Blind Calibration of Impedance and Geometry

Participants : Rémi Gribonval, Nancy Bertin, Srdan Kitic.

Main collaborations: Laurent Daudet, Thibault Nowakowski, Julien de Rosny (Institut Langevin)

Last year, we also investigated extended inverse problem scenarios where a “lack of calibration” may occur, i.e., when some physical parameters are needed for reconstruction but apriori unknown: speed of sound, impedance at the boundaries of the domain where the studied phenomenon propagates, or even the shape of these boundaries. In a first approach, based on our physics-driven cosparse regularization of the sound source localization problem [5] (see section 7.1.2), we managed to preserve the sound source localization performance when the speed of sound is unknown, or, equally, when the impedance is unknown, provided the shape is and under some smoothness assumptions. Unlike the previous case (gain calibration), the arising problems are not convex but biconvex, and can be solved with proper biconvex formulation of ADMM algorithm. In a second approach based on eigenmode decomposition (limited to a 2D membrane), we showed that impedance learning with known shape, or shape learning with known impedance can be expressed as two facets of the same problem, and solved by the same approach, from a small number of measurements. Two papers presenting these two sets of results appeared at ICASSP 2016 [29], [37].

Sketching for Large-Scale Mixture Estimation

Participants : Rémi Gribonval, Nicolas Keriven.

Main collaborations: Patrick Perez (Technicolor R&I France) Anthony Bourrier (formerly Technicolor R&I France, then GIPSA-Lab)

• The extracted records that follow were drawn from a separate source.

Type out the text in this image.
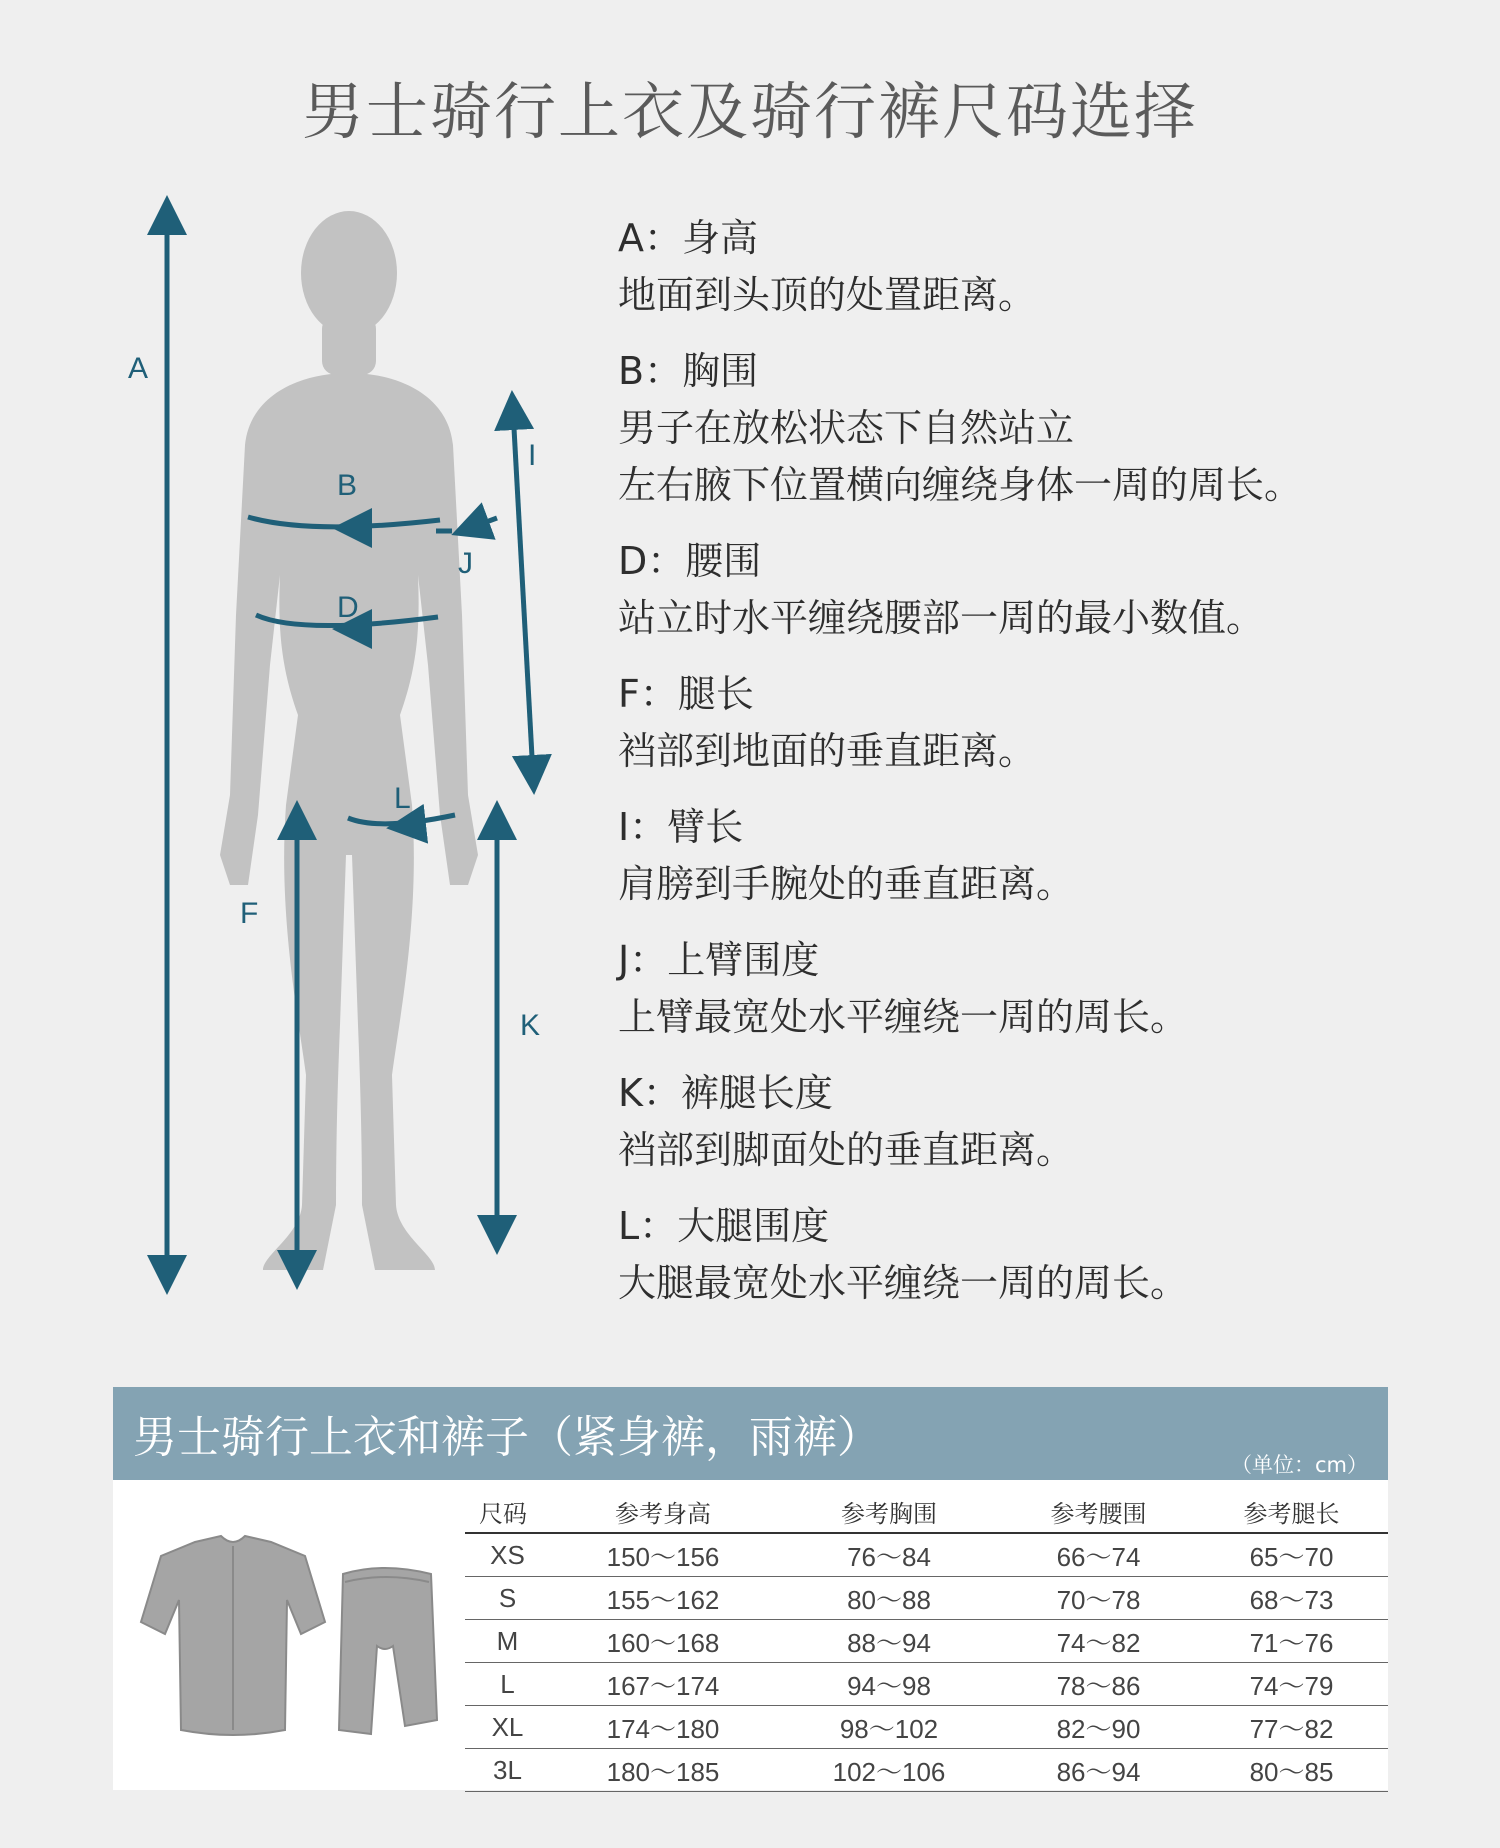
男士骑行上衣及骑行裤尺码选择
A
B
D
F
I
J
K
L
A：身高
地面到头顶的处置距离。
B：胸围
男子在放松状态下自然站立
左右腋下位置横向缠绕身体一周的周长。
D：腰围
站立时水平缠绕腰部一周的最小数值。
F：腿长
裆部到地面的垂直距离。
I：臂长
肩膀到手腕处的垂直距离。
J：上臂围度
上臂最宽处水平缠绕一周的周长。
K：裤腿长度
裆部到脚面处的垂直距离。
L：大腿围度
大腿最宽处水平缠绕一周的周长。
男士骑行上衣和裤子（紧身裤，雨裤）
（单位：cm）
尺码	参考身高	参考胸围	参考腰围	参考腿长
XS	150～156	76～84	66～74	65～70
S	155～162	80～88	70～78	68～73
M	160～168	88～94	74～82	71～76
L	167～174	94～98	78～86	74～79
XL	174～180	98～102	82～90	77～82
3L	180～185	102～106	86～94	80～85
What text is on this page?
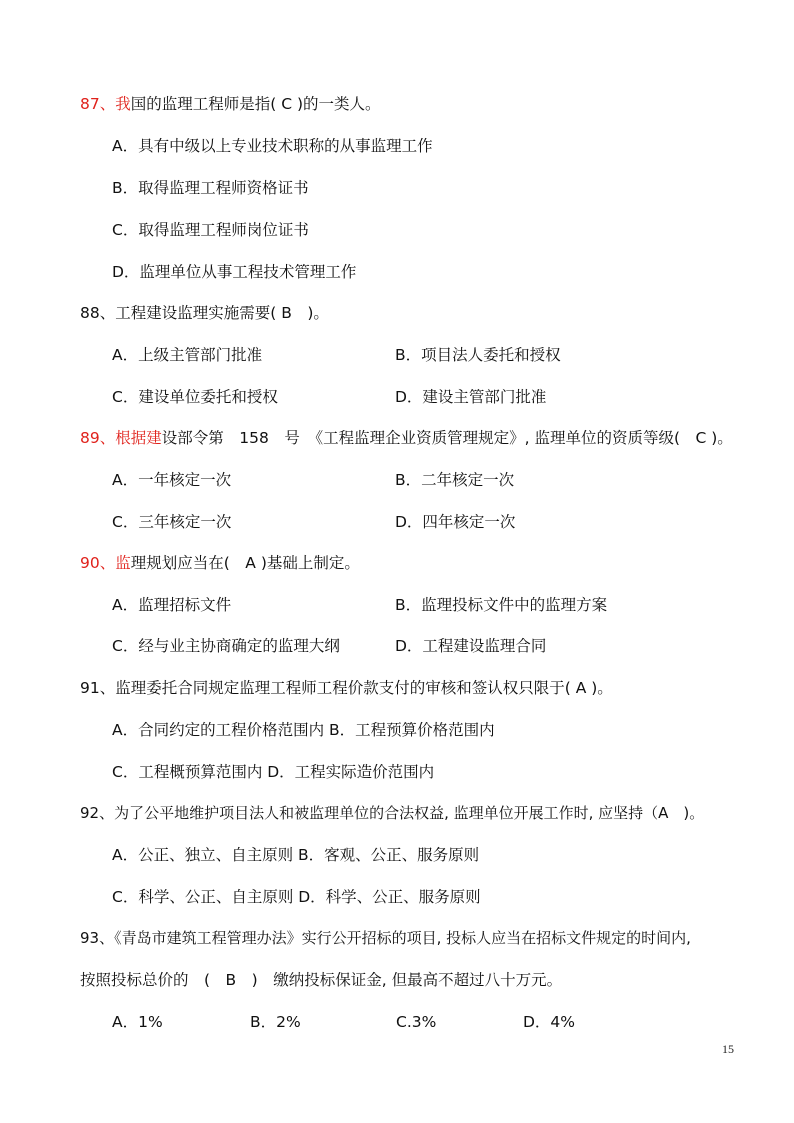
87、我国的监理工程师是指( C )的一类人。
A．具有中级以上专业技术职称的从事监理工作
B．取得监理工程师资格证书
C．取得监理工程师岗位证书
D．监理单位从事工程技术管理工作
88、工程建设监理实施需要( B　)。
A．上级主管部门批准	B．项目法人委托和授权
C．建设单位委托和授权	D．建设主管部门批准
89、根据建设部令第　158　号　《工程监理企业资质管理规定》, 监理单位的资质等级(　C )。
A．一年核定一次	B．二年核定一次
C．三年核定一次	D．四年核定一次
90、监理规划应当在(　A )基础上制定。
A．监理招标文件	B．监理投标文件中的监理方案
C．经与业主协商确定的监理大纲	D．工程建设监理合同
91、监理委托合同规定监理工程师工程价款支付的审核和签认权只限于( A )。
A．合同约定的工程价格范围内 B．工程预算价格范围内
C．工程概预算范围内 D．工程实际造价范围内
92、为了公平地维护项目法人和被监理单位的合法权益, 监理单位开展工作时, 应坚持（A　)。
A．公正、独立、自主原则 B．客观、公正、服务原则
C．科学、公正、自主原则 D．科学、公正、服务原则
93、《青岛市建筑工程管理办法》实行公开招标的项目, 投标人应当在招标文件规定的时间内,
按照投标总价的　(　B　)　缴纳投标保证金, 但最高不超过八十万元。
A．1%	B．2%	C.3%	D．4%
15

When fitting a probability model to voluminous data, memory and computational time can become prohibitive. We proposed during the Ph.D. thesis of Anthony Bourrier [60] a framework aimed at fitting a mixture of isotropic Gaussians to data vectors by computing a low-dimensional sketch of the data. The sketch represents empirical moments of the underlying probability distribution. Deriving a reconstruction algorithm by analogy with compressive sensing, we experimentally showed that it is possible to precisely estimate the mixture parameters provided that the sketch is large enough. The proposed algorithm provided good reconstruction and scaled to higher dimensions than previous probability mixture estimation algorithms, while consuming less memory in the case of voluminous datasets. It also provided a potentially privacy-preserving data analysis tool, since the sketch does not explicitly disclose information about individual datum it is based on [63], [61], [62]. Last year, we consolidated our extensions to non-isotropic Gaussians, with new algorithms [76] and conducted large-scale experiments demonstrating its potential for speaker verification. A conference paper appeared at ICASSP 2016 [31] and a journal version has been submitted [52], accompanied by a toolbox for reproducible research (see Section 6.12).

This year the work concentrated on extending the approach beyond the case of Gaussian Mixture Estimation. First, we showed empirically that the algorithm can be adapted to sketch a training collection while still allowing to compute clusters. The approach, called “Compressive K-means”, is described in a paper accepted at ICASSP 2017 [27]. Then, we expressed a theoretical framework for sketched learning, encompassing statistical learning guarantees as well as dimension reduction guarantees. The framework already covers compressive K-means as well as compressive Principal Component Analysis (PCA), and a conference paper has been submitted. A comprehensive journal paper is under preparation, and future work will include expliciting the impact of the proposed framework on a wider set of concrete learning problems.